News of the move first appeared in the Financial Times.
Brexit fears be damned, the company has brought its ghostly galleon ashore on the British Isles as it continues an aggressive push to hit up to $1 billion in sales for 2017, according to our earlier reporting.
The company chose the UK as its international base primarily because that’s where its advertising clients and roughly 10 million of its international content creators are snapping, according to a company spokeswoman.
Snap has been staffing up steadily over the past two years in the UK, increasing its headcount from a skeleton crew of 6 to a staff of 75 as of January 2017.
In an elegant bit of shade-throwing, the FT cast Snap’s move as a nod to better corporate citizenship than its high-tech peers (I wonder where they got that notion?).
But as the EU and the US both look to get tough on artful tax dodgers, Snap may not be so much of a model for modern corporate munificence as late-comer avoiding the pitfalls on a path laid out by other earlier trailblazers into the UK and Europe.

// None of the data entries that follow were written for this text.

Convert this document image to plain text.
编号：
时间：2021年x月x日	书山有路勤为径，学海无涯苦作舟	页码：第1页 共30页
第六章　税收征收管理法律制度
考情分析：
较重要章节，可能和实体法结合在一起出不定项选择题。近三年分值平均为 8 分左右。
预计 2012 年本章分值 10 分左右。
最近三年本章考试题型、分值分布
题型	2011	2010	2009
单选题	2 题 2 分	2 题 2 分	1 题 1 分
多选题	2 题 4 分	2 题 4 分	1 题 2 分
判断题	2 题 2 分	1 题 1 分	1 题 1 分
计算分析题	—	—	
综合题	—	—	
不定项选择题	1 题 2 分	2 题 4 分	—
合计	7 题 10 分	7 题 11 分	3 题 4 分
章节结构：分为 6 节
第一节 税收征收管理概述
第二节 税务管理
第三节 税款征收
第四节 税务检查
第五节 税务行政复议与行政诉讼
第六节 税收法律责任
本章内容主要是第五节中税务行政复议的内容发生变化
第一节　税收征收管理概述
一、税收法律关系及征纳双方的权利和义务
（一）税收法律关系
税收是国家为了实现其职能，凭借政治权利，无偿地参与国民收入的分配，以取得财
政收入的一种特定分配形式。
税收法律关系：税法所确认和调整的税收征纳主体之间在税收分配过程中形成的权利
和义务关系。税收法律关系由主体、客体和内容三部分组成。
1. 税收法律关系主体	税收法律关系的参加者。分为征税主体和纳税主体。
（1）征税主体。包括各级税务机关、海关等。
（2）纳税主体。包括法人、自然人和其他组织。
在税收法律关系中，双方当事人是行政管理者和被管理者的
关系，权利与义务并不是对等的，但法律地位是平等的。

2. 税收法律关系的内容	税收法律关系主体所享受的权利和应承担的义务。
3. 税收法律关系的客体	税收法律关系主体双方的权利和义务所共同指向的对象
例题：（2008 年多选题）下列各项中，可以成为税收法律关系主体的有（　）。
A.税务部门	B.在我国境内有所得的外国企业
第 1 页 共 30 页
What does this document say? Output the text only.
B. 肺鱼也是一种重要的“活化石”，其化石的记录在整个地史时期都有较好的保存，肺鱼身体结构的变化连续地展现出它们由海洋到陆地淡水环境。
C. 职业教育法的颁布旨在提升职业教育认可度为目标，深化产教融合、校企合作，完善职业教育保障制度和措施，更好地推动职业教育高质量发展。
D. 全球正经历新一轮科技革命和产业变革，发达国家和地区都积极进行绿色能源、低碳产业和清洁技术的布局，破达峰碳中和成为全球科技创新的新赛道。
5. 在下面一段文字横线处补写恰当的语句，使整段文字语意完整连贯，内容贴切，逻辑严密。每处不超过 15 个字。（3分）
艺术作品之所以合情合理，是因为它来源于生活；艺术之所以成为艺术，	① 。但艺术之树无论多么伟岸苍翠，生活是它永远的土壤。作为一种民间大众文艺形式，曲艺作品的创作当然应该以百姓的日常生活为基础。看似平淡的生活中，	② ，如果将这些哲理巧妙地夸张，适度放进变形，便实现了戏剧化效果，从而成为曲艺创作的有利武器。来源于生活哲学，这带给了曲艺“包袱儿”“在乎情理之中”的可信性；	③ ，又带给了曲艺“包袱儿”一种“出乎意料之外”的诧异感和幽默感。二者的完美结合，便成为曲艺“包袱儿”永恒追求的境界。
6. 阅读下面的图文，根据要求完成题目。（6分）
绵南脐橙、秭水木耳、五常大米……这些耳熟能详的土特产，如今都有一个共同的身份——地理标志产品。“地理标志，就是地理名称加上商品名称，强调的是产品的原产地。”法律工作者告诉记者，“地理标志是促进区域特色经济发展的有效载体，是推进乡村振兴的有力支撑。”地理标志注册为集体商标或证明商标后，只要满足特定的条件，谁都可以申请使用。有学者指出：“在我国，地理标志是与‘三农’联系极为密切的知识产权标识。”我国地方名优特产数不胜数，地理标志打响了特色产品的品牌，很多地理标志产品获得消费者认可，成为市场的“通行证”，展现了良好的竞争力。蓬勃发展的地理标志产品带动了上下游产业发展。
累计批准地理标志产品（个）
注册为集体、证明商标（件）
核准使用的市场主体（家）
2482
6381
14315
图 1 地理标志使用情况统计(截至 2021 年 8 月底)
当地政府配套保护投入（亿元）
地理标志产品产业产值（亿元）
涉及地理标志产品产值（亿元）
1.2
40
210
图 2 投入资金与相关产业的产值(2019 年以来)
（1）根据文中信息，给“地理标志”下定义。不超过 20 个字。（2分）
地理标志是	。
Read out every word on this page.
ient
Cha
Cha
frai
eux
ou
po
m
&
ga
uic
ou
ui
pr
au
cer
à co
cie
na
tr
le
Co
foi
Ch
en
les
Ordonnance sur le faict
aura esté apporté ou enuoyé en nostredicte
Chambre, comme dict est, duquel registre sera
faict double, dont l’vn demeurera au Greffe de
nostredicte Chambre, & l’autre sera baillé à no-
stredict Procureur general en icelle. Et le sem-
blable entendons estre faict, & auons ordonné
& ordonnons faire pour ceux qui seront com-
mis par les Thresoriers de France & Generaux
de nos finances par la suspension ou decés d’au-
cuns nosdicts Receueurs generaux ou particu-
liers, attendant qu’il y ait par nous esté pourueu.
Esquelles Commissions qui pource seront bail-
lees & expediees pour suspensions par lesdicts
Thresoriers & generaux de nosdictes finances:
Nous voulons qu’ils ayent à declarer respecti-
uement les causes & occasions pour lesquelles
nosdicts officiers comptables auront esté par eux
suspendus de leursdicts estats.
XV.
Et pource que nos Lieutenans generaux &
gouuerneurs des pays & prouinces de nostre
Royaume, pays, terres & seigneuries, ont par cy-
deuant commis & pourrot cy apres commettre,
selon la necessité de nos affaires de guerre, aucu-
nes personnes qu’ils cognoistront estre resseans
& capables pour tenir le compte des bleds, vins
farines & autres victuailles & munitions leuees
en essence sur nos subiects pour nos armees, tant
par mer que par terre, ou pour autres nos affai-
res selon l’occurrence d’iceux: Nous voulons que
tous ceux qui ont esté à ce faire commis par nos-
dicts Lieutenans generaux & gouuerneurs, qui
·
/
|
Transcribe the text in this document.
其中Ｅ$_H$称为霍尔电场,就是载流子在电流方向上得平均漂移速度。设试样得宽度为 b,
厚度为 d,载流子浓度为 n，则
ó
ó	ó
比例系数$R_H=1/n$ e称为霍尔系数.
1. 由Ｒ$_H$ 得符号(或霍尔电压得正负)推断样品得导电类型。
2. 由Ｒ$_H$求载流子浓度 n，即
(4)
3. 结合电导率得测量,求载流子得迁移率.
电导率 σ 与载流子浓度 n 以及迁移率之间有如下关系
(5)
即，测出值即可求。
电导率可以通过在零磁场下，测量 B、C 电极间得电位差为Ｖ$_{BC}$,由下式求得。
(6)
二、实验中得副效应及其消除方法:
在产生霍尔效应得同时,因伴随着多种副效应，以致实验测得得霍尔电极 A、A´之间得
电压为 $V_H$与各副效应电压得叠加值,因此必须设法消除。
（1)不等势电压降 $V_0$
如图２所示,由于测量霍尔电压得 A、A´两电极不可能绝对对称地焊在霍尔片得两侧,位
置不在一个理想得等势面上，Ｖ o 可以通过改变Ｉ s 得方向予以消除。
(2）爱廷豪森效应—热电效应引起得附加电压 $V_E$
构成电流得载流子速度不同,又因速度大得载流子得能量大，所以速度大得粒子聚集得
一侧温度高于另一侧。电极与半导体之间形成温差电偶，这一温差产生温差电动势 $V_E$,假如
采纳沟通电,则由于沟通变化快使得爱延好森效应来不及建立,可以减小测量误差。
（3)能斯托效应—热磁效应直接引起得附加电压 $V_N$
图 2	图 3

In the UK, Snap group Ltd. (the company’s operating entity) will book revenue from sales made to UK customers. And in countries where there’s no local entity or salesforce, customers will be served by the UK staff and Snap also will book those international sales through its UK entity.
The company’s UK quarters will be in London’s entertainment and advertising hub in Soho and the team there will be led by general manager Claire Valoti — a former Mindshare and Facebook exec.
Europe accounts for roughly one-third of the over 150 million daily active users on Snapchat (I’m one and you can find me at Cheever99).
For Snap, the move to Europe is yet another sign that the social media darling of the tweenage set is all growed up as it preps for an initial public offering that could value the company at as much as $25 billion.